The present study has limitations. The PROM and PM assessments were performed during the off-season, so most players were not throwing in the same capacity as in game situations, and their measurements may represent different values from in-season PROM and PM resting length. The investigation lacked a control group, but previous studies have demonstrated the validity of PM measurements in both symptomatic and asymptomatic athletes.10,13,23 A number of variables examined in the study were explored for the first time in adolescent baseball players, and future studies should compare results with age-matched nonathletic participants. Only a single rater performed the PM measurements, and the generalizability of the results to the population of clinicians has not been established. An analysis using multiple raters should be considered to determine the validity and reliability of these measurements in baseball players. The scapular index and its components (SN-to-CP distance and TS-to-PLA distance) have not been validated or tested for reliability. Finally, the differences in PM muscle length were small, and additional studies are needed to determine the minimal clinically important difference to establish the amount of change in length that is meaningful for the player.
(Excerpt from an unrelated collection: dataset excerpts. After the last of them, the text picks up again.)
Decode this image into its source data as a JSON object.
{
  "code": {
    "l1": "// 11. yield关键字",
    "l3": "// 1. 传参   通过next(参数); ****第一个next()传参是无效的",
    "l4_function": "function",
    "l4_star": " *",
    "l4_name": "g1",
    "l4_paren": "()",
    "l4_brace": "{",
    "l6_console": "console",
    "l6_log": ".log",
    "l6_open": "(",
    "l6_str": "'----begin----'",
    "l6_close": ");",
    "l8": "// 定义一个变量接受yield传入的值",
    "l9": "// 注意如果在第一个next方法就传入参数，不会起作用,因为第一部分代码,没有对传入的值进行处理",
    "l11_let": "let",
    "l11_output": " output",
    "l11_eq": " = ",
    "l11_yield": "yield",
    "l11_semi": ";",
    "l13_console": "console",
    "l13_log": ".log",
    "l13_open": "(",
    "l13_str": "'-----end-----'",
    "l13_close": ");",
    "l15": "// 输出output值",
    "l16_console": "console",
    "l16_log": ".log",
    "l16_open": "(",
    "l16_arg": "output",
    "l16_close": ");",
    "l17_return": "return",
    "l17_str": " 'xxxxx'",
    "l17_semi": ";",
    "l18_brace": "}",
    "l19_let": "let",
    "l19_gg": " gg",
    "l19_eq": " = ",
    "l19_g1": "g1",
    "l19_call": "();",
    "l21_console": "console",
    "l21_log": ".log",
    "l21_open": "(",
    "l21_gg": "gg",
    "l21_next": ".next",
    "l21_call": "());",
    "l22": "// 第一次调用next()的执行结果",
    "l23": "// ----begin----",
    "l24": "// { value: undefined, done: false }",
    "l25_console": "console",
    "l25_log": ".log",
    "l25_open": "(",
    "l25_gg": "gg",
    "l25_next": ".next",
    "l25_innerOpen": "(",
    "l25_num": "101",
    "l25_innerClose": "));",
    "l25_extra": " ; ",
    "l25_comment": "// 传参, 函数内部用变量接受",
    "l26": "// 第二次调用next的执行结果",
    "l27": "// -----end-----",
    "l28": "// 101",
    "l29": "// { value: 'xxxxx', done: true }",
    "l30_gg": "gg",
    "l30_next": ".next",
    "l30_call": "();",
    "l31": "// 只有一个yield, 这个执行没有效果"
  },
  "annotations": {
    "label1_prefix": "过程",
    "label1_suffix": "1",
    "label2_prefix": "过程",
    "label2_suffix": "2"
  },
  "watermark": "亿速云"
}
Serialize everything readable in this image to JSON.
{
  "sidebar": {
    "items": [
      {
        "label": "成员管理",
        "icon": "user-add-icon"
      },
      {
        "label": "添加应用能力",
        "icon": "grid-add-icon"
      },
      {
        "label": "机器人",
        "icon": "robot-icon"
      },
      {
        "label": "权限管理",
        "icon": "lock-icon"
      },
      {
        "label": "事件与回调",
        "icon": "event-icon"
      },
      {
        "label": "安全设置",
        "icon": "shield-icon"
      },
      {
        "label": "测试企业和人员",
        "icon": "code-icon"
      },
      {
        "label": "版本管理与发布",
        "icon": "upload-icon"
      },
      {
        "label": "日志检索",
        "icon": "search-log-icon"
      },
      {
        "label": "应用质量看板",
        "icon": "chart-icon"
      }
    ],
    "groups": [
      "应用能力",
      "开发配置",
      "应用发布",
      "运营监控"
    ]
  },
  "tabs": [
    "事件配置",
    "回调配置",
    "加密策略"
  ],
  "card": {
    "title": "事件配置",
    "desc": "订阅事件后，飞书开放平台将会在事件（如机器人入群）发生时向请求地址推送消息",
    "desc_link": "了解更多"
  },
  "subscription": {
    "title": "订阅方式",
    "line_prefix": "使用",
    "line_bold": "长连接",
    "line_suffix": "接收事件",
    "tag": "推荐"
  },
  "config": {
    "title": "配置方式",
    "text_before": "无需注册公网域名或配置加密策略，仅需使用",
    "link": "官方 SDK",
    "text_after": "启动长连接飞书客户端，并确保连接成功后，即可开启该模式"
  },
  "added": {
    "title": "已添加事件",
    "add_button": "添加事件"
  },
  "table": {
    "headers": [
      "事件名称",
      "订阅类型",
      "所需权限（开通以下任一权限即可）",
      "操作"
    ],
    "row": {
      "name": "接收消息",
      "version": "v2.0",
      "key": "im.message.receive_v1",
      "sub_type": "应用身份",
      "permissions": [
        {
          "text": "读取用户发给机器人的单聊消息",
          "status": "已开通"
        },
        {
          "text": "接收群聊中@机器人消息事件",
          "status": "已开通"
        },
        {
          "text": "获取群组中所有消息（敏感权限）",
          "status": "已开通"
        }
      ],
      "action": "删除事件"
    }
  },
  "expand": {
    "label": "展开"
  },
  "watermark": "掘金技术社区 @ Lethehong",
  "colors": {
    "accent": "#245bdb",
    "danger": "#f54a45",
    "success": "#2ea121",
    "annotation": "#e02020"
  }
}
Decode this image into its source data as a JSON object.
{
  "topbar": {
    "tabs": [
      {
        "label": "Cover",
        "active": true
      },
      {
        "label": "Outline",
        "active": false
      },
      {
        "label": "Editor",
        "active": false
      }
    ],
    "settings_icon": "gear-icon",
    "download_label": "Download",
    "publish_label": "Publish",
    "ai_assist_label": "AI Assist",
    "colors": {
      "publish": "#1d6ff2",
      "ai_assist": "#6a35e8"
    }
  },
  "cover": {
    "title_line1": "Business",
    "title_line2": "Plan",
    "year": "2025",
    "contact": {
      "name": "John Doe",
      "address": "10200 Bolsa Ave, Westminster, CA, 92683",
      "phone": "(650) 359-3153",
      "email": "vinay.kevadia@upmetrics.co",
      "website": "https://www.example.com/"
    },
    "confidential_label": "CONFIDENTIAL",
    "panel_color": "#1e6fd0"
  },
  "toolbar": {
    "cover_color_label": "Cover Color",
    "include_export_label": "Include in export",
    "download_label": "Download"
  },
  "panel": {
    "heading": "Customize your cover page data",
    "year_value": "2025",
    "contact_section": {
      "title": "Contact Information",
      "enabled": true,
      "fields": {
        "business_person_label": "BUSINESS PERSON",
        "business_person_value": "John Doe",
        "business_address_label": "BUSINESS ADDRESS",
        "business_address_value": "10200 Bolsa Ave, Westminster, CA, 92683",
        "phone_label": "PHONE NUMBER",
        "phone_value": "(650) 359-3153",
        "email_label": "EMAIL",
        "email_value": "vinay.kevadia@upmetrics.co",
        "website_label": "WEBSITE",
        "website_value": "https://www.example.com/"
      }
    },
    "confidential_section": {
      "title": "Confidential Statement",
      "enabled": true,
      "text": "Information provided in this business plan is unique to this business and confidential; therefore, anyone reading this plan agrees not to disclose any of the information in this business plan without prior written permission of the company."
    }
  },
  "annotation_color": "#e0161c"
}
It is possible that more pronounced adaptive changes would be seen in mature professional players. Although PM shortening is hypothesized to be a primary adaptive change in the throwing shoulder, it is possible that shortening occurs secondarily from other alterations in scapular mechanics, and the current study is not sufficient to determine direct causation.
Conclusion
Asymptomatic adolescent baseball players have significant differences in PM length and static scapular measurements in throwing compared with nonthrowing shoulders. The clinical significance of this finding requires further investigation, but PM stretching routines are encouraged.
Appendix
Footnotes
The authors declared that they have no conflicts of interest in the authorship and publication of this contribution.
Ethical approval for this study was obtained from the Columbia University Medical Center Institutional Review Board (protocol No. IRB-AAAN9851).